El base de los Rockets, Amen Thompson, citó el discurso de Sengun para ayudar a los Rockets a creer que podían regresar a la serie, a pesar de una devastadora derrota en tiempo extra en el Juego 3 el viernes, en el que el equipo desperdició una ventaja de seis puntos con 30 segundos restantes en el tiempo reglamentario.
«Simplemente nos estaba haciendo saber que no quería irse a casa», dijo Thompson después de anotar 23 puntos, el máximo del equipo, con 10 de 16 tiros. «Me sentí orgulloso de que él simplemente asumiera ese rol de liderazgo y nos llevara a todos de regreso allí y dijera: ‘Así no es como terminaremos esto. Si salimos, saldremos y pelearemos, pero no estamos pensando en salir'».
Al principio de su carrera en la NBA, Sengun, nacido en Turquía, utilizó un intérprete para comunicarse, pero su inglés ha mejorado lo suficiente en los últimos años como para sentirse cómodo dirigiéndose al equipo en un momento tan crítico.
También dijo que sentía que este tenía que ser «mi equipo» debido a las lesiones que terminaron con la temporada del armador Fred VanVleet, el centro Steven Adams y una lesión en el tobillo que ha dejado fuera al delantero superestrella Kevin Durant en los últimos dos juegos.
«Creo [Jae’Sean] Tate y yo somos los únicos que quedan de la reconstrucción», dijo Sengun. «Y creo que este es mi equipo, así que necesito cuidar de todos. Estoy dispuesto a todo por ellos. Y sé que ellos también están preparados para ello. Haré cualquier cosa por ellos. Harán cualquier cosa por mí. Así que al final del día, cuando sepa esto, haré cualquier cosa. Habla, pelea, haz algo y muéstraselo. Y me alegra que me escuchen.
«Después de la charla de hoy, Amén me decía que realmente me motivó [him]. Y luego pensé: ¿mi inglés era bueno? [I] estropeó un punto.
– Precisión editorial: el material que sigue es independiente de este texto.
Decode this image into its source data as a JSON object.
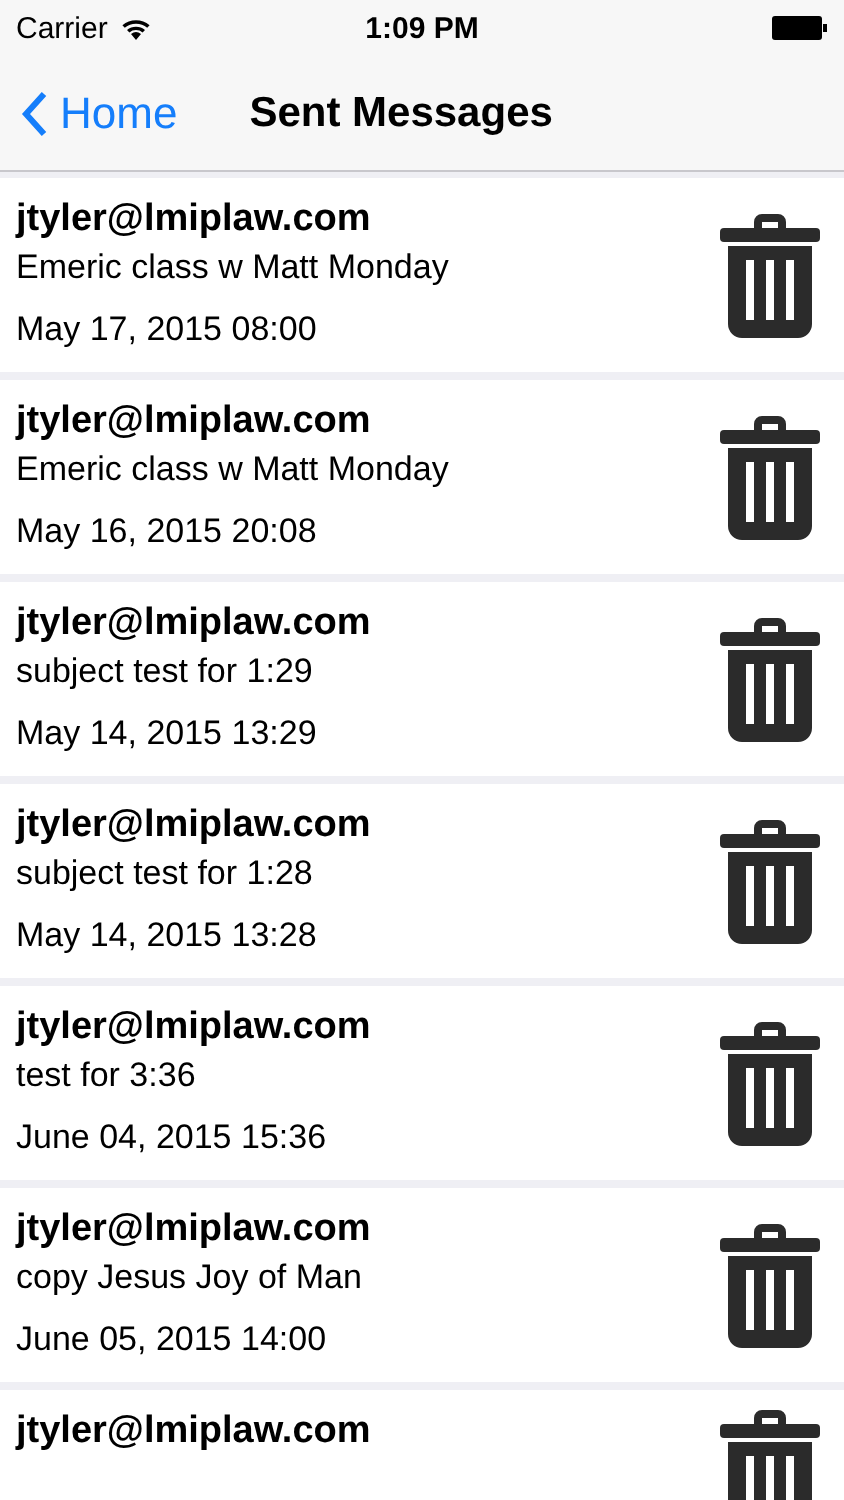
{
  "status_bar": {
    "carrier": "Carrier",
    "time": "1:09 PM"
  },
  "nav_bar": {
    "back_label": "Home",
    "title": "Sent Messages"
  },
  "messages": [
    {
      "sender": "jtyler@lmiplaw.com",
      "subject": "Emeric class w Matt Monday",
      "date": "May 17, 2015 08:00"
    },
    {
      "sender": "jtyler@lmiplaw.com",
      "subject": "Emeric class w Matt Monday",
      "date": "May 16, 2015 20:08"
    },
    {
      "sender": "jtyler@lmiplaw.com",
      "subject": "subject test for 1:29",
      "date": "May 14, 2015 13:29"
    },
    {
      "sender": "jtyler@lmiplaw.com",
      "subject": "subject test for 1:28",
      "date": "May 14, 2015 13:28"
    },
    {
      "sender": "jtyler@lmiplaw.com",
      "subject": "test for 3:36",
      "date": "June 04, 2015 15:36"
    },
    {
      "sender": "jtyler@lmiplaw.com",
      "subject": "copy Jesus Joy of Man",
      "date": "June 05, 2015 14:00"
    },
    {
      "sender": "jtyler@lmiplaw.com"
    }
  ]
}
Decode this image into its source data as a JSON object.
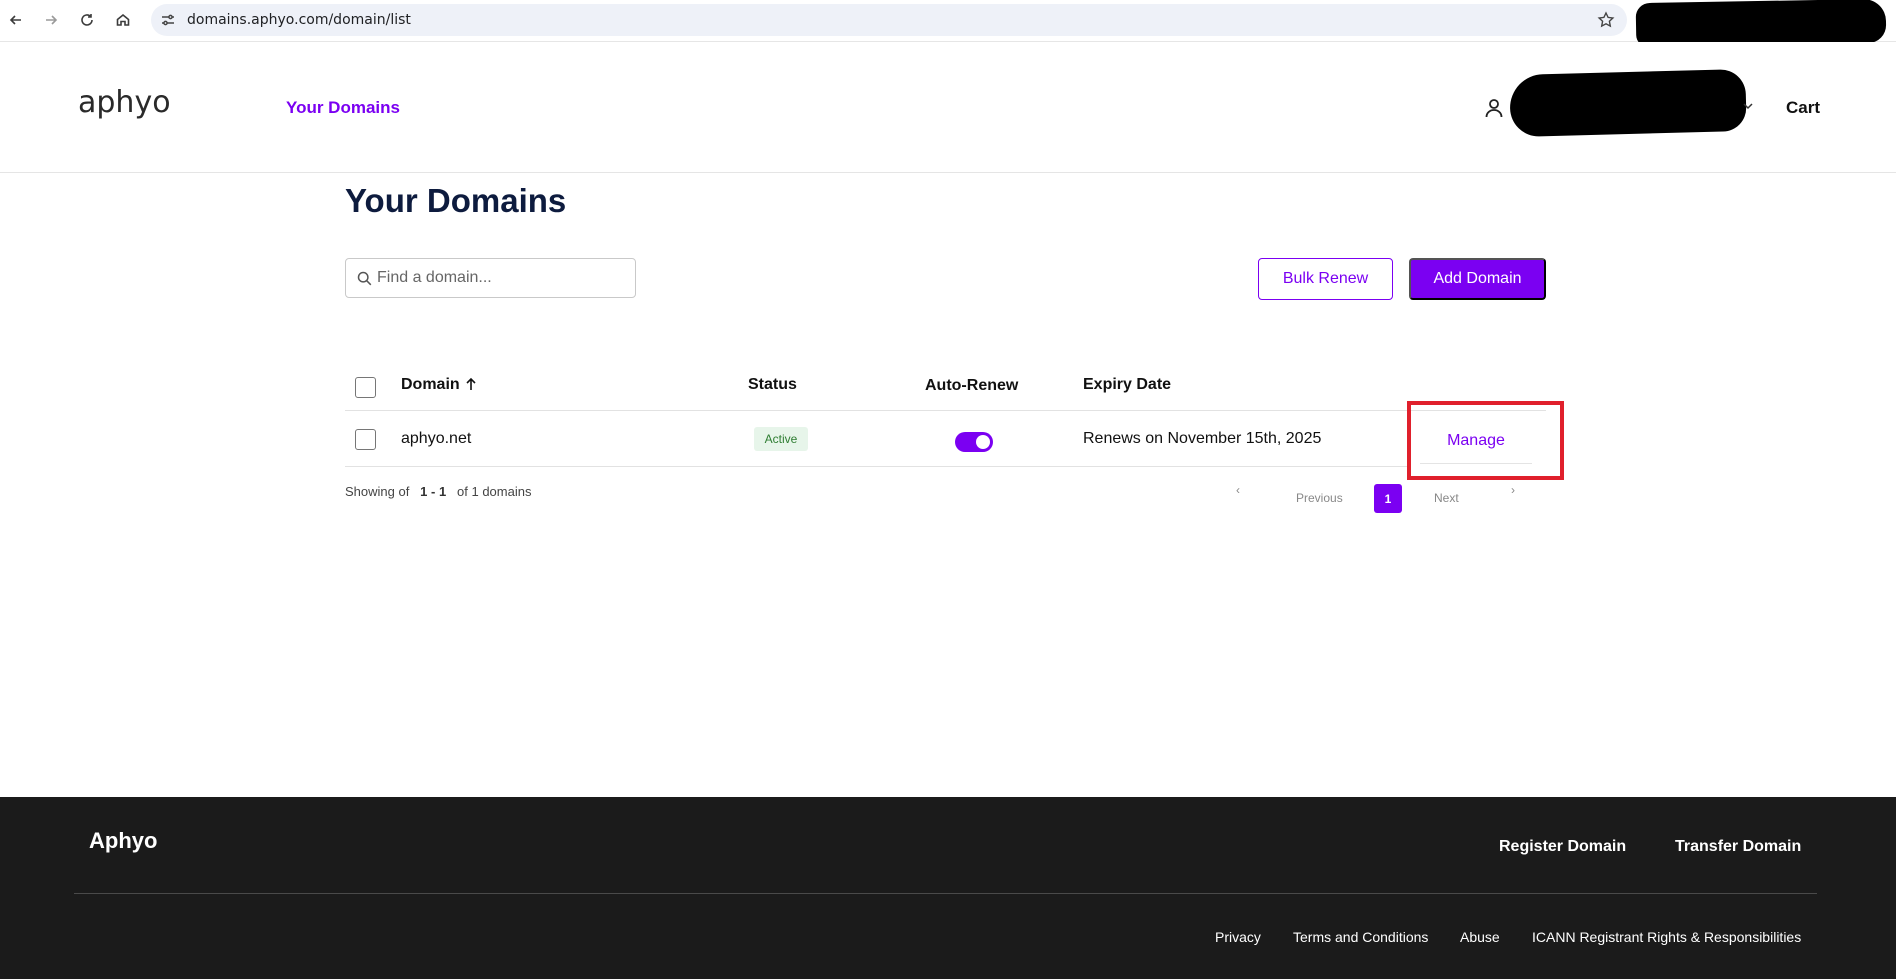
{
  "browser": {
    "url": "domains.aphyo.com/domain/list"
  },
  "header": {
    "logo_text": "aphyo",
    "nav_your_domains": "Your Domains",
    "cart": "Cart"
  },
  "main": {
    "title": "Your Domains",
    "search_placeholder": "Find a domain...",
    "bulk_renew": "Bulk Renew",
    "add_domain": "Add Domain"
  },
  "table": {
    "columns": {
      "domain": "Domain",
      "status": "Status",
      "auto_renew": "Auto-Renew",
      "expiry": "Expiry Date"
    },
    "sort": {
      "column": "Domain",
      "direction": "ascending"
    },
    "rows": [
      {
        "domain": "aphyo.net",
        "status": "Active",
        "auto_renew": true,
        "expiry": "Renews on November 15th, 2025",
        "action": "Manage"
      }
    ]
  },
  "pagination": {
    "showing_prefix": "Showing of",
    "range": "1 - 1",
    "total": "of 1 domains",
    "prev_arrow": "‹",
    "previous": "Previous",
    "current_page": "1",
    "next": "Next",
    "next_arrow": "›"
  },
  "footer": {
    "brand": "Aphyo",
    "register_domain": "Register Domain",
    "transfer_domain": "Transfer Domain",
    "privacy": "Privacy",
    "terms": "Terms and Conditions",
    "abuse": "Abuse",
    "icann": "ICANN Registrant Rights & Responsibilities"
  },
  "colors": {
    "accent": "#7b00f2",
    "title": "#0d1b3e",
    "footer_bg": "#1b1b1b",
    "highlight": "#e0202c",
    "status_active_bg": "#e7f5ea",
    "status_active_text": "#2e7d32"
  }
}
Él dijo: ‘No me importa’. Todavía te entiendo.’ Así que me alegré de que me entendieran».
El entrenador de Houston, Ime Udoka, mostró al equipo imágenes de sus errores en los últimos segundos del Juego 3 inmediatamente después para que los jugadores pudieran enfrentarlos y seguir adelante lo más rápido posible. Por supuesto, es más fácil decirlo que hacerlo cuando un equipo joven pierde un juego de esa manera y pasa las siguientes 48 horas escuchando sobre sus errores y preguntándose cuán diferentes serían las cosas si hubiera mantenido el servicio en casa, en lugar de caer en un hoyo de 3-0.
«Estoy orgulloso de los muchachos», dijo Thompson. «Con la espalda contra la pared, viniendo a rendir. Sabemos que podemos hacer eso todo el tiempo. Y siento que hoy estábamos acertando tiros. Era la primera vez que realmente estábamos acertando tiros y capitalizando las pérdidas de balón».
Según ESPN Insights, este fue el primer juego de los Rockets con 30 puntos en pérdidas de balón desde el Juego 4 de su serie de primera ronda contra el Oklahoma City Thunder en 2013.
Houston obligó a los Lakers a cometer 24 pérdidas de balón, lo que resultó en 30 puntos. Diecisiete de esas 24 pérdidas de balón se debieron a robos de los Rockets, liderados por los cinco robos de Tari Eason y tres de Jabari Smith Jr., Reed Sheppard y Josh Okogie.
Eason se convirtió en el primer jugador de los Rockets en disparar al menos el 70% en un partido de playoffs con 20 puntos y cinco robos (desde que los robos se registraron por primera vez en 1973-74) y el primer jugador de los Rockets con nueve robos en un lapso de dos juegos desde James Harden en 2016.